Muscle Classification by Form and Function [44:00]
Muscles are classified by form (fusiform, square, triangular, trapezoidal, serrated, biceps, triceps, quadriceps), fibre direction (longitudinal, oblique, transverse, circular), relation to joints (monoarticular, biarticular, multiarticular, non-articular), topography (superficial, deep, medial, lateral, external, internal, anterior, posterior), body region (face, neck, back, chest), and function (flexors, extensors, abductors, adductors, rotators, elevators, depressors, sphincters, dilators).
Muscle Terminology and Types [46:31]
Muscle terminology often reflects function (e.g., levator scapulae, levator labii superioris). Muscles are also classified by structure and origin into skeletal, cardiac, and smooth muscle. Skeletal muscle is innervated by the somatic nervous system and is voluntary. Cardiac muscle, a type of striated muscle, is autonomous and controlled by the autonomic nervous system. Smooth muscle is also controlled by the autonomic nervous system and is found in blood vessels and internal organs.
Facial Muscles: Mimetic Muscles [48:29]
Facial muscles are divided into mimetic (facial expression) and masticatory (chewing) muscles. Mimetic muscles originate on bones and insert into the skin, moving the skin of the face and scalp but not acting on joints. They lack or have weakly expressed fascia, which facilitates the spread of inflammation. They are innervated by the facial nerve (seventh cranial nerve), and their tone decreases with age, leading to wrinkles and ptosis.
Functions and Groups of Mimetic Muscles [49:47]
Mimetic muscles give the face expression, assist in chewing, articulate speech, protect the eyes, nose, and mouth, facilitate mucus outflow, aid in breathing, and ease venous drainage from the face and head.

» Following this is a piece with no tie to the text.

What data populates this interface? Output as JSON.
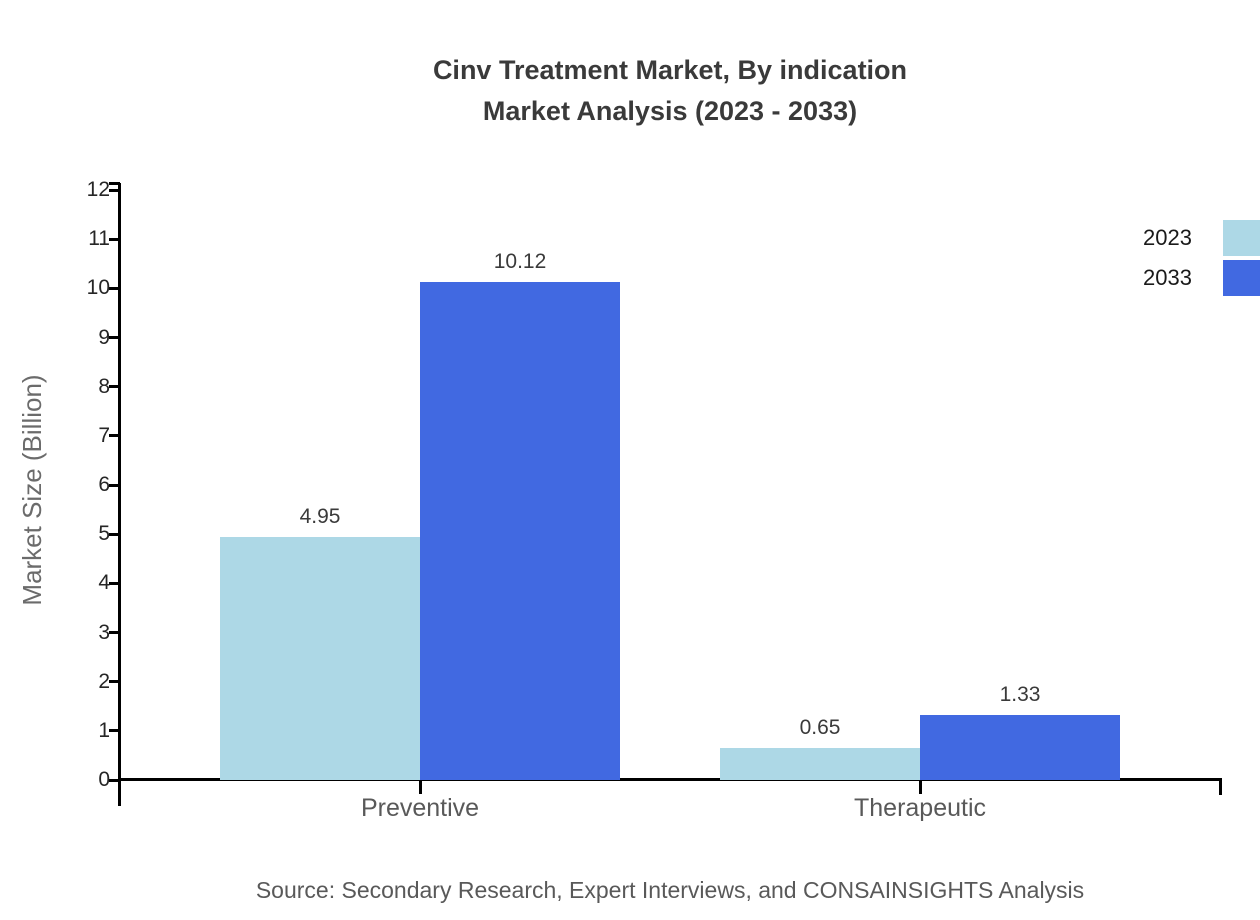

They are grouped into muscles of the cranial vault, auricular muscles, muscles surrounding the orbital fissure, muscles surrounding the nasal openings, and muscles surrounding the oral fissure.
Muscles of the Cranial Vault and Auricular Muscles [52:17]
The occipitofrontalis muscle (epicranius) consists of two bellies: the occipital belly, which originates from the highest nuchal line and attaches to the epicranial aponeurosis, and the frontal belly, which originates from the aponeurosis and inserts into the skin of the eyebrow. The occipital belly retracts the aponeurosis, while the frontal belly raises the eyebrows, forming transverse wrinkles on the forehead. Auricular muscles include the anterior, superior, and posterior auricular muscles, which are rudimentary in humans.
Muscles Surrounding the Orbital Fissure [56:52]
Muscles surrounding the orbital fissure include the orbicularis oculi (which has orbital, palpebral, and lacrimal parts), the corrugator supercilii (which wrinkles the brow), the depressor supercilii (which lowers the brow), and the procerus (which creates transverse wrinkles on the glabella). The orbicularis oculi closes the eyelids, protecting the eye from bright light and dust. The corrugator supercilii draws the eyebrows towards the midline, creating vertical wrinkles, while the depressor supercilii pulls the skin of the brow and forehead down, creating transverse wrinkles. The procerus, an antagonist to the frontalis, pulls the skin of the forehead down, creating transverse wrinkles on the glabella.
Muscles Surrounding the Nasal and Oral Openings [1:03:33]
Muscles surrounding the nasal openings include the nasalis (which has transverse and alar parts) and the depressor septi nasi. The transverse part of the nasalis narrows the nostrils, while the alar part widens them. The depressor septi nasi lowers the nasal septum. Muscles surrounding the oral fissure include the orbicularis oris (which has labial and marginal parts), the levator labii superioris alaeque nasi (which raises the upper lip and ala of the nose), the levator labii superioris (which raises the upper lip), the levator anguli oris (which raises the corner of the mouth), the zygomaticus minor and major (which pull the corner of the mouth up and laterally), the depressor anguli oris (which lowers the corner of the mouth), the depressor labii inferioris (which lowers the lower lip), the mentalis (which raises the skin of the chin), the buccinator (which pulls the corner of the mouth laterally and presses the cheek against the teeth), and the risorius (which pulls the corner of the mouth laterally).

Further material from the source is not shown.